Club Labris is the biggest lesbian club in Korea, open every Friday and Saturday. Even cocktails ordered by the glass use top shelf alcohol. The music that iconic Korean female DJ Limzi plays is enough to satisfy the taste of any lesbian. As one of the first of its kind in Korea, Club Labris is the go-to place for those who want to enjoy a wild night without being decadent. Entrance is limited only to women, no FTM transgender persons or gays allowed.
If you are craving a warm jjampong and a bottle of soju in the midst of this freezing winter, go to Brick. The interior with its warm red brick walls and wine boxes, complete with a terrace makes the space seem like a wine bar. It’s usually full of couples in their 20s to 40s as well as groups of friends feasting on the various dishes developed by the owner who prides herself on making “food with a philosophy.” You can have everything from salad to fried foods and soups. Brick is also the perfect pre-game spot before a night of dancing.
Eleven years ago, this club started out under the name Pink Button. Although its name has changed, the love it receives from the young crowd remains the same.
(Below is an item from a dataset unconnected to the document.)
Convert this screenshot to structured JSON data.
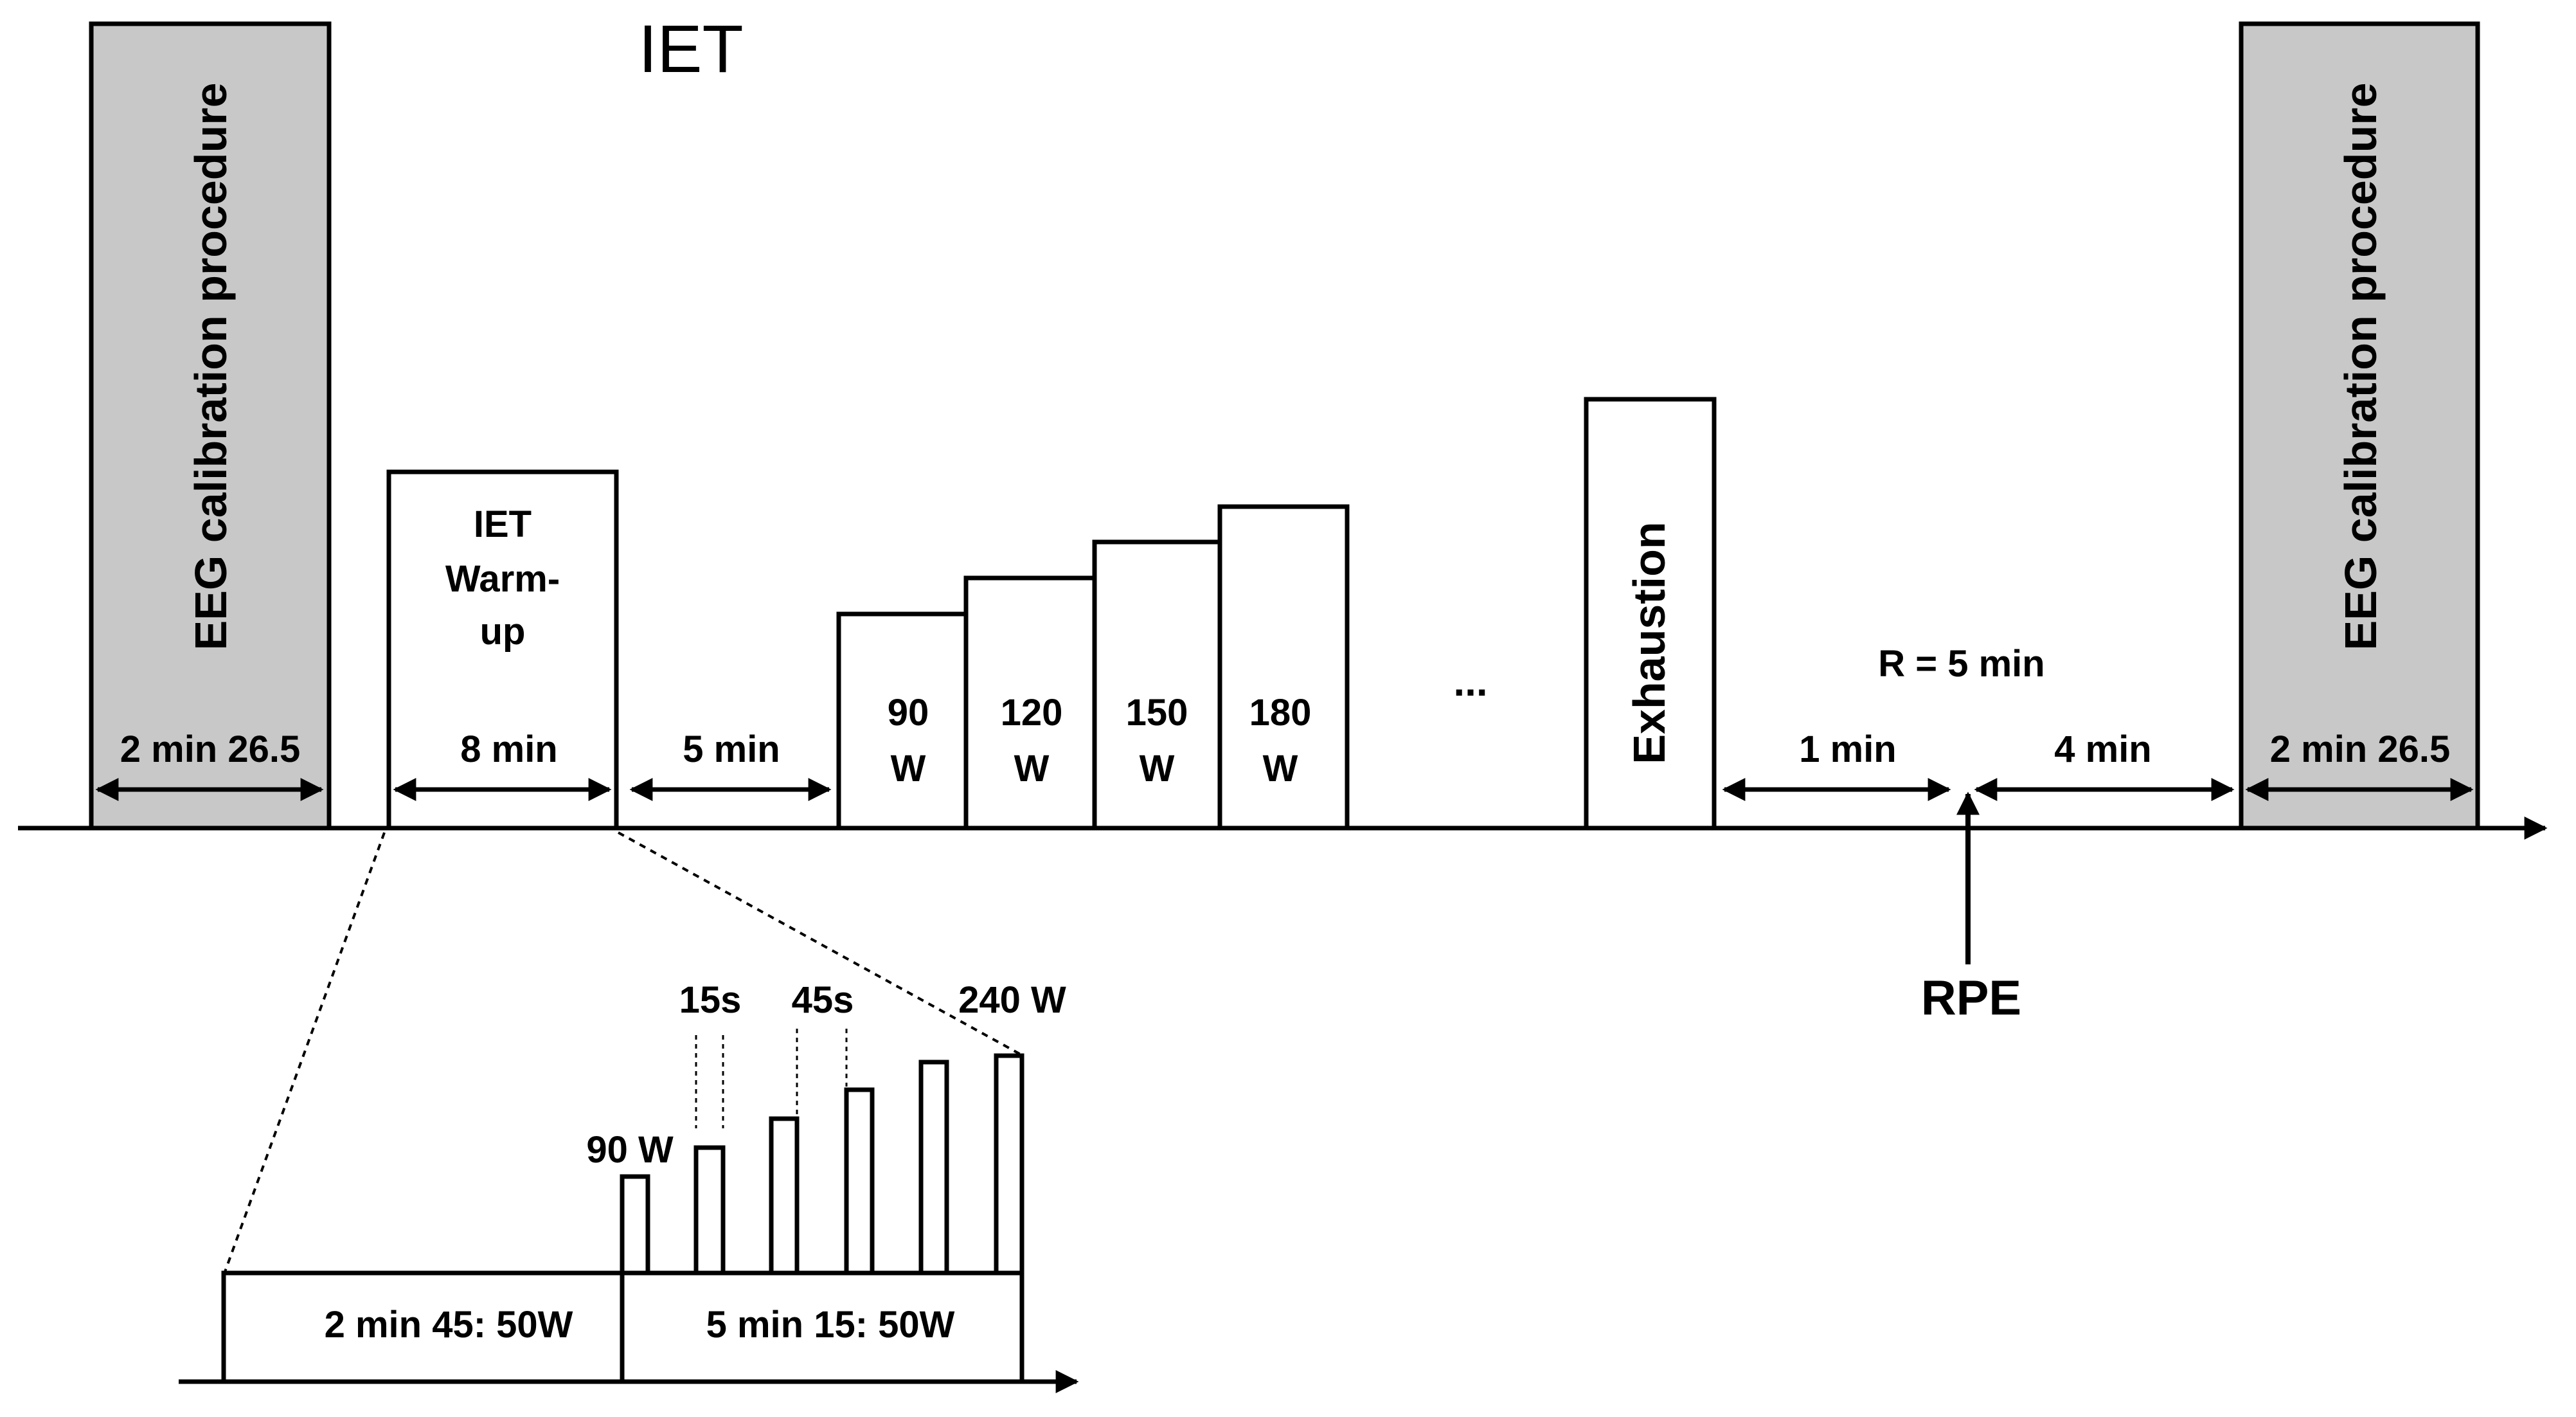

The DJ group composed of four women plays music that will set your heart beating and body swaying. Inside the 500-squaremeter space, is a wide stage, a powder room, a VIP room and laser lights that all add to the glamorous interior. Pink Hole was the first lesbian club to organize party events. Gays are allowed in, but everyone needs to bring a valid ID.
Want to go to a lesbian bar but all your friends are busy? If you’re looking for a bar to go to by yourself it’s only a matter of time before you become a regular at Mong. It was an ordinary bar, but thanks to rumors of the owner being a lesbian, Mong became a popular hangout spot among lesbians and welcomes gays. The handmade organic tea, mojito, margarita and various other cocktails can be enjoyed along with the bartender’s amusing conversation. Mong boasts a comfortable homey atmosphere and it’s not unusual to find solo drinkers absorbed in a book.